3.    Rinse cucumbers and cut off blossom end.  Cut in half, quarters, or leave them whole; your choice. 
(How I decide to cut them is based on the fatness of the cucumbers.  Ex: sometimes they are very fat and quartering them allows the cukes to fit better in the jar – sometimes with the last two or three cucumbers, I even make pickle chips to squeeze in those last few and just push them down and in wherever they will fit.)
4.    In the bottom of each 1-Quart glass canning jar, add the following spices:
13 pepper corns
1/16 teaspoon red pepper flakes
½ teaspoon dried, chopped garlic
½ teaspoon dried dill weed
1/8 teaspoon dill seed
1/8 teaspoon mustard seed
1 pinch celery seed
1 teaspoon Bragg’s Apple Cider Vinegar
5.    Start fitting the cucumbers into the jars, trying to keep them upright.  Pack them as tightly as you can.
6.    Once they are all in, add enough brine liquid to cover the cucumbers.

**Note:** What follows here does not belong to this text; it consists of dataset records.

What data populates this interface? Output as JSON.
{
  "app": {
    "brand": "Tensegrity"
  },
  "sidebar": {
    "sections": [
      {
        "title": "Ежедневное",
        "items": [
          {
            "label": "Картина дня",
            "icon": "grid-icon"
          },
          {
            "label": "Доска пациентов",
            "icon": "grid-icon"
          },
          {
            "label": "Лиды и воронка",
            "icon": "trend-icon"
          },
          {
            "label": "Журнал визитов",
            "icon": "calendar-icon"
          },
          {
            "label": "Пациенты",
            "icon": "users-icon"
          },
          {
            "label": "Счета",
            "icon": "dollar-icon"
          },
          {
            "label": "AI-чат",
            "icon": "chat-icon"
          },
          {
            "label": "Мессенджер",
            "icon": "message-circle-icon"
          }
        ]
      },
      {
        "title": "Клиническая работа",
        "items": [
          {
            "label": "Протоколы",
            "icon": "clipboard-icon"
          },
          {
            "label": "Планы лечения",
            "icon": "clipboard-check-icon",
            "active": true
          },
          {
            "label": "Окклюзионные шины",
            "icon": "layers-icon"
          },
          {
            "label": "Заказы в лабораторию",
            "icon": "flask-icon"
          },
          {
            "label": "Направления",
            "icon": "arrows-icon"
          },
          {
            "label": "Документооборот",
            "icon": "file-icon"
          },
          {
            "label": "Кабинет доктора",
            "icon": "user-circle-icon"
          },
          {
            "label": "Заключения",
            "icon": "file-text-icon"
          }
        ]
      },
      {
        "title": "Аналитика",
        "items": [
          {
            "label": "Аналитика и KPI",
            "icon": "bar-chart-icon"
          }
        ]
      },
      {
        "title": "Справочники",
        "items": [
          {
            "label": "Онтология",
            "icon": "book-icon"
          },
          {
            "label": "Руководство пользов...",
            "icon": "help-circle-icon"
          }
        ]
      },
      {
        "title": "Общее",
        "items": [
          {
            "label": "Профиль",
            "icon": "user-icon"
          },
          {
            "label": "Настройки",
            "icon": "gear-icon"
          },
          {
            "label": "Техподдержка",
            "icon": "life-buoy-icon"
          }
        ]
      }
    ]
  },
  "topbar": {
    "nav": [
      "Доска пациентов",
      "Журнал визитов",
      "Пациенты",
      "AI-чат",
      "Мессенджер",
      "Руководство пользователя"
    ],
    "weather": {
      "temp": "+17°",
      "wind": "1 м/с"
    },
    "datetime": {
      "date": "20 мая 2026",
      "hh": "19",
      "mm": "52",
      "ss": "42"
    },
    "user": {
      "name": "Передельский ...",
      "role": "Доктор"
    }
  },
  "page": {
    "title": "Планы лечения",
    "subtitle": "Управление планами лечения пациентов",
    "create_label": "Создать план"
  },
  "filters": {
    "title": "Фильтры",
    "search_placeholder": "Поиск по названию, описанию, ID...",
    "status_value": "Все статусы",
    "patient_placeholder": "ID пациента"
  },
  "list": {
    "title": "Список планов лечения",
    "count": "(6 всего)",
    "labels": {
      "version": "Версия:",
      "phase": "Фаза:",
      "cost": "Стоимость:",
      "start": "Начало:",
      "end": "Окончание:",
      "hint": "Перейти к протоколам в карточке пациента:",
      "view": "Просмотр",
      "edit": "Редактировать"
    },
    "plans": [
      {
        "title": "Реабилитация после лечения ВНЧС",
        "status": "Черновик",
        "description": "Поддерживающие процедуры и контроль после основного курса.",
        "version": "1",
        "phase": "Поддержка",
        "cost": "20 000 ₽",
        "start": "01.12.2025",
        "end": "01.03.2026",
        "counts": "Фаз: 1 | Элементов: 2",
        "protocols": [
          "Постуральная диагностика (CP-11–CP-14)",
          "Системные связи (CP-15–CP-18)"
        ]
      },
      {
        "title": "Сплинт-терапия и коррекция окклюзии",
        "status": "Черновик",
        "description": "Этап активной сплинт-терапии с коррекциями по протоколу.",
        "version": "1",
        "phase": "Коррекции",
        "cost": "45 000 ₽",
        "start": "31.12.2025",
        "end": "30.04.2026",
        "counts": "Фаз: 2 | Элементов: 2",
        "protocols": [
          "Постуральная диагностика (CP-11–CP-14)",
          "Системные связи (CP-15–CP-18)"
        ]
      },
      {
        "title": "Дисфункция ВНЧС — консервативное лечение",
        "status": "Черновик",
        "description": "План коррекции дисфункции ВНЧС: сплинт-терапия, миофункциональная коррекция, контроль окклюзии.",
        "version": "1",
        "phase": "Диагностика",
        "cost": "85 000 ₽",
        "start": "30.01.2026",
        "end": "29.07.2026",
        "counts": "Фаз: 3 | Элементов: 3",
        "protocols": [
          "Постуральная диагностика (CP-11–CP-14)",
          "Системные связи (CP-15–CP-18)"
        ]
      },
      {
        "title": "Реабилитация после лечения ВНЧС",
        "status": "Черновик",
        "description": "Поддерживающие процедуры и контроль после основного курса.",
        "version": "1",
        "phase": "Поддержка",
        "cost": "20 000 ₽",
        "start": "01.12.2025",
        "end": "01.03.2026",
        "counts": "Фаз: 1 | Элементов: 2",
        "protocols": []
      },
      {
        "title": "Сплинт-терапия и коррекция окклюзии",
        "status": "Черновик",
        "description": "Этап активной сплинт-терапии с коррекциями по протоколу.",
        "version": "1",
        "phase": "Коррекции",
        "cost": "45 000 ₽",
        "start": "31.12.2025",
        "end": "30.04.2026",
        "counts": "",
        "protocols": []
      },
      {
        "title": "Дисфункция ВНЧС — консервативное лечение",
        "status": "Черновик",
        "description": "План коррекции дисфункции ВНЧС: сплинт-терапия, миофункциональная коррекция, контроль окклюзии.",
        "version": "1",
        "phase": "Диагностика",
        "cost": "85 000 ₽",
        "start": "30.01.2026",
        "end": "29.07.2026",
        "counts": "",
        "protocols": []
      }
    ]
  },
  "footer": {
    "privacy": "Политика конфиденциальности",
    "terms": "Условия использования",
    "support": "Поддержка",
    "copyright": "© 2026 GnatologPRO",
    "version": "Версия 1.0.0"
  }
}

7.    Tightly screw on lids and invert the jars a couple of times to mix the spices through the brine.
8.    Loosen the lids and set on a clean, dry towel on the counter for the next 6 to 7 days. 
9.    Every day, tighten the lids and invert the jars to mix the spice through.  Loosen the lids so that the gasses can escape.  After the second or third day, bubbles will start to form.  Fermentation is taking place.  The brine will become cloudy... do not be alarmed, this is normal.
10.  On the sixth or seventh day, they are ready!  Place in the refrigerator.  Depending on how fast you eat them, they will store refrigerated for several months.
Note:  If they are mushy or have a funky odor, then they are spoiled and should be tossed.  (This only happened to me with one jar out of dozens I’ve made.  Actually, I think it was a bad cucumber.)